Ce prix de la neutralité est aussi dans la tête des dirigeants européens qui comptent bien sur la Suisse, hôte de cette «Ukraine Recovery Conference», pour faire preuve de générosité. Selon les informations recueillies par Blick dans l’entourage de la présidente de la Commission européenne, Ursula Von der Leyen, la Task force formée par l’Union européenne pour la mise en œuvre des six paquets de sanctions (adoptés par la Suisse) et pour le chiffrage des besoins financiers de l’Ukraine envisage de demander à Berne «un geste substantiel».
Mettre la main au portefeuille
Difficile, en effet, d’accepter que deux pays parmi les plus riches de l’UE, qui bénéficieront des initiatives communautaires en matière d’infrastructures énergétiques, ne mettent pas la main au portefeuille alors qu’ils ne dépensent rien sur le plan militaire. A titre de comparaison, la France affiche 1,7 milliard d’euros d’aide à l’Ukraine depuis le début du conflit, dont une bonne partie sous la forme de livraisons d’armes. L’Allemagne a débloqué, à la mi-avril, plus d’un milliard d’euros d’aide militaire. Le Portugal, dont le produit intérieur brut est trois fois inférieur à celui de la Suisse (230 milliards d’euros contre 700 milliards), a sorti une enveloppe de 250 millions d’euros. Pour l’heure, l’aide helvétique, pour l’essentiel humanitaire, avoisine les 100 millions de francs.
«116'000 habitations ont été réduites en ruines, 24'000 kilomètres de routes sont détruits, nous sommes déjà autour d’une première estimation de la reconstruction évaluée à 1100 milliards d’euros, confirme à Blick un porte-parole de la Banque européenne d’investissement (BEI) basée à Luxembourg, dont le président allemand, Werner Hoyer, plaide pour des subventions nationales, en plus des prêts de la Banque mondiale qui a déjà mobilisé 4 milliards de dollars. Les Etats-Unis, de leur côté, ont annoncé une aide massive de 40 milliards de dollars. La Suisse fait par ailleurs partie des 21 membres du club de Paris, qui gère les restructurations de dettes souveraines des Etats en difficulté; ce qui est actuellement le cas de l’Ukraine.

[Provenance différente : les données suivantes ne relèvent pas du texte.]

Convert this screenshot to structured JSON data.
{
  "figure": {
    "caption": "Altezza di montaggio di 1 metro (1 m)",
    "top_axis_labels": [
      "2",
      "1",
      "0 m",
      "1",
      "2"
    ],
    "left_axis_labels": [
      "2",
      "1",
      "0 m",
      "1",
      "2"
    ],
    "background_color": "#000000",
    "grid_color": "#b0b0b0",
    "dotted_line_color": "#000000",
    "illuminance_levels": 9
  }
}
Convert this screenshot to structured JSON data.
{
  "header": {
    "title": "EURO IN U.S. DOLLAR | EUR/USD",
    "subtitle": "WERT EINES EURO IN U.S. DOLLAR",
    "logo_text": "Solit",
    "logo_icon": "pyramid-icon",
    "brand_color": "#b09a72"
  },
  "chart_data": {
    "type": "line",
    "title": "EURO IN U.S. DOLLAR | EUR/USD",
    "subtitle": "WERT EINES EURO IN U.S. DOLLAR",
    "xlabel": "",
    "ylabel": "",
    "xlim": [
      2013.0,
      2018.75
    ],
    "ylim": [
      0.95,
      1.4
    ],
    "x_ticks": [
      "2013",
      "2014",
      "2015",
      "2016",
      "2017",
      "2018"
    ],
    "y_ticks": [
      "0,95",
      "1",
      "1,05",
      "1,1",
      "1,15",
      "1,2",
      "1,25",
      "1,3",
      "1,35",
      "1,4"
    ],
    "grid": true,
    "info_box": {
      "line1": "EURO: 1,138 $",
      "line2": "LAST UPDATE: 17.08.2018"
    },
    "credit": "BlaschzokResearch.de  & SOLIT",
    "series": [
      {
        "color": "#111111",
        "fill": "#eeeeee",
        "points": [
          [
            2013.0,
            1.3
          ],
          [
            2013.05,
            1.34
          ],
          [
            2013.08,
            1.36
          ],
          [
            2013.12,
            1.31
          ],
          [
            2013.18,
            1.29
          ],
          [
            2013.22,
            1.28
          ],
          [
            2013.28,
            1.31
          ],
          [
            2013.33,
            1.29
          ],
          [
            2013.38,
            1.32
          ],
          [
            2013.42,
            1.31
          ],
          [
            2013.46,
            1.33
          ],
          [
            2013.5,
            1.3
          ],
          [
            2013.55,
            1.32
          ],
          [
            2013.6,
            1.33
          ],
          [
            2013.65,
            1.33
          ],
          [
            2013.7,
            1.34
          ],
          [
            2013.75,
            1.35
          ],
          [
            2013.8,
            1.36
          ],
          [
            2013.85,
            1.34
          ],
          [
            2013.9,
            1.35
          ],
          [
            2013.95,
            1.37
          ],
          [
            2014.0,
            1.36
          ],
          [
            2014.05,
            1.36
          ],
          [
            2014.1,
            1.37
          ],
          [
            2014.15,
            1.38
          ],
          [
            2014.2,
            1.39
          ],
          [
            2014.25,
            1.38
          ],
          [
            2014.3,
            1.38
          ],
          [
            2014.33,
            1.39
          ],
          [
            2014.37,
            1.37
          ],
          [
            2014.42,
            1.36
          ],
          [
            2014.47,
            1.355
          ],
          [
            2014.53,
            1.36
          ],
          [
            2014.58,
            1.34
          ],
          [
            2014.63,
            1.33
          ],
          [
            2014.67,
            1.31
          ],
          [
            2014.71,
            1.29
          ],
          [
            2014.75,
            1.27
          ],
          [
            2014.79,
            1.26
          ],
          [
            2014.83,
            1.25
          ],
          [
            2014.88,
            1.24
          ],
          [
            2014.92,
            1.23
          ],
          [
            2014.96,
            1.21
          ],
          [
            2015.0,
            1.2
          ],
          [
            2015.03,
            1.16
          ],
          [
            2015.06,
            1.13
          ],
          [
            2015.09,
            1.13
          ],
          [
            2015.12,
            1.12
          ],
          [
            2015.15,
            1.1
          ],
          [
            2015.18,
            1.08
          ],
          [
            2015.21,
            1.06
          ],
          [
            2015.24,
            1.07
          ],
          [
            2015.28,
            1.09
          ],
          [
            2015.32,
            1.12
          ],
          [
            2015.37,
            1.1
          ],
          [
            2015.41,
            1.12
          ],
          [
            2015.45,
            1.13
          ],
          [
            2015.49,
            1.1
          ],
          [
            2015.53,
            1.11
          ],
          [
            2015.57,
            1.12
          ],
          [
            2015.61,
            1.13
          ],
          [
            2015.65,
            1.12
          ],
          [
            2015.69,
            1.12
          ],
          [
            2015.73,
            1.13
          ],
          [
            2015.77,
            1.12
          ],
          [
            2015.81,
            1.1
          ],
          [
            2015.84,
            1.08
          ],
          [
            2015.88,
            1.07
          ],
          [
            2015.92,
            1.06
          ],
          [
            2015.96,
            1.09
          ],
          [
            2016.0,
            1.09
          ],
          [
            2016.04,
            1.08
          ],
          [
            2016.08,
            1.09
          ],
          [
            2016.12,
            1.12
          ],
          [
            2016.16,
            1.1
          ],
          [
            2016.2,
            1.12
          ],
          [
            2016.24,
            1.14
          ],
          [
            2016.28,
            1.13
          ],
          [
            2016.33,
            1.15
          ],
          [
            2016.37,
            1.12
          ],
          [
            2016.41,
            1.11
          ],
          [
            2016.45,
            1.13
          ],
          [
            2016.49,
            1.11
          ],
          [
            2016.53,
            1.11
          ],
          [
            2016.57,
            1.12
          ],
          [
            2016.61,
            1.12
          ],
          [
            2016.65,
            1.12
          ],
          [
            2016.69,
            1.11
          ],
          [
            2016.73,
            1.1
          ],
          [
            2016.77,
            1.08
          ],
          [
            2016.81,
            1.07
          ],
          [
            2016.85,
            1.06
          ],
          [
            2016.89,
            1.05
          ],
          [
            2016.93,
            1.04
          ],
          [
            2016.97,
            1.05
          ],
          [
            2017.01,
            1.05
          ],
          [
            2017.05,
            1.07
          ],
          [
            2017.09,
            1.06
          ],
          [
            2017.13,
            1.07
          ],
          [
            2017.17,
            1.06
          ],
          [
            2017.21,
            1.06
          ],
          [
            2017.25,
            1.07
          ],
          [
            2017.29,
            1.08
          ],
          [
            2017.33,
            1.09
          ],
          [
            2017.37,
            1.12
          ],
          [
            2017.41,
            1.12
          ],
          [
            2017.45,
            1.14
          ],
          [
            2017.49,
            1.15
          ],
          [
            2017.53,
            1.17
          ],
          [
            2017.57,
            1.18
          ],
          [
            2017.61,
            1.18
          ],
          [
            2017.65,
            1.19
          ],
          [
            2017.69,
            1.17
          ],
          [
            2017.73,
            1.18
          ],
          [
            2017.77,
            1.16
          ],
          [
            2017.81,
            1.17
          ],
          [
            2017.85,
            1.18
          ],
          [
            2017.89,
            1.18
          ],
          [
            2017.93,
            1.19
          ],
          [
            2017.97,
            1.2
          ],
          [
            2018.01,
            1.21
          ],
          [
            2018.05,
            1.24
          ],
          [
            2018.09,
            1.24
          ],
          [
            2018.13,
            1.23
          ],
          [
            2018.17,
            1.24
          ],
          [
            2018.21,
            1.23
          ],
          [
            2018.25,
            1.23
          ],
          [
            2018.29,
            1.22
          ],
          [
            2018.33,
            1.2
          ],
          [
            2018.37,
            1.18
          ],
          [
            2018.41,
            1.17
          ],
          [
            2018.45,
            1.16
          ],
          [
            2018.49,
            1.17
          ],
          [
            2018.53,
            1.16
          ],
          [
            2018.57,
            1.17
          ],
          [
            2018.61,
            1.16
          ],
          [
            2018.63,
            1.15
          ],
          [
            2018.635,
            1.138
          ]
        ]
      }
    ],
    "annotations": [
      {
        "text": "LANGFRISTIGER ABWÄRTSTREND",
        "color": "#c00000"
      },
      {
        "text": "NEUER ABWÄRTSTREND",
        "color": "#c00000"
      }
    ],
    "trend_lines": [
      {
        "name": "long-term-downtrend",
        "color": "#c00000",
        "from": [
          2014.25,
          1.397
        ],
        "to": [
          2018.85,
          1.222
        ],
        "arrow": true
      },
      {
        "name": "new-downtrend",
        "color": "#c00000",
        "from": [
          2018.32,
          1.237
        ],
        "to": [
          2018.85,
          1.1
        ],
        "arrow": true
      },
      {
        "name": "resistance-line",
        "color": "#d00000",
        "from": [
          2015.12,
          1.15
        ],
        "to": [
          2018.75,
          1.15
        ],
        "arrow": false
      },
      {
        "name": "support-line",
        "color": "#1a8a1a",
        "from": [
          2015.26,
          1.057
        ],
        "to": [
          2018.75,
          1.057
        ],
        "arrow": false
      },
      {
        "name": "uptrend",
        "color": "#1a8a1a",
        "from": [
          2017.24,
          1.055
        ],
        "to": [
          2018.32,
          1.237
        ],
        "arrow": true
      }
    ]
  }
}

Garantie pour des prêts internationaux
Une hypothèse de travail est que la Suisse et l’Autriche, en misant sur leur neutralité pour attirer des investisseurs internationaux, pourraient garantir des prêts faits à l’Ukraine. La Confédération contribuerait ainsi à rendre plus attrayantes les levées de fonds qui seront indispensables pour la reconstruction de l’Ukraine. «La reconstruction devrait impliquer la mise en place d’un fonds fiduciaire, avec des pays donateurs dont les subventions serviraient de levier aux financements des banques multilatérales et des institutions financières internationales pour reconstruire le pays aussi rapidement que possible», a confirmé au quotidien français «Les Echos» le vice-président de la BEI, Ricardo Mourinho.
Alors que s’ouvrait la conférence de Lugano, l’ancienne ministre des Affaires étrangères autrichienne Ursula Plassnik participait ce lundi 4 juillet à une conférence de l’Institut Français des relations internationales (IFRI) sur les Balkans et l’Europe orientale. Elle a admis que «la neutralité» impose des devoirs à son pays comme à la Suisse, et qu’elle «ne doit pas être un obstacle à la solidarité». Pas de missiles ni de bombes ou d’armement en provenance de Vienne ou de Berne. Mais pour ce qui concerne les chèques, les deux capitales sont attendues de pied ferme par leurs partenaires.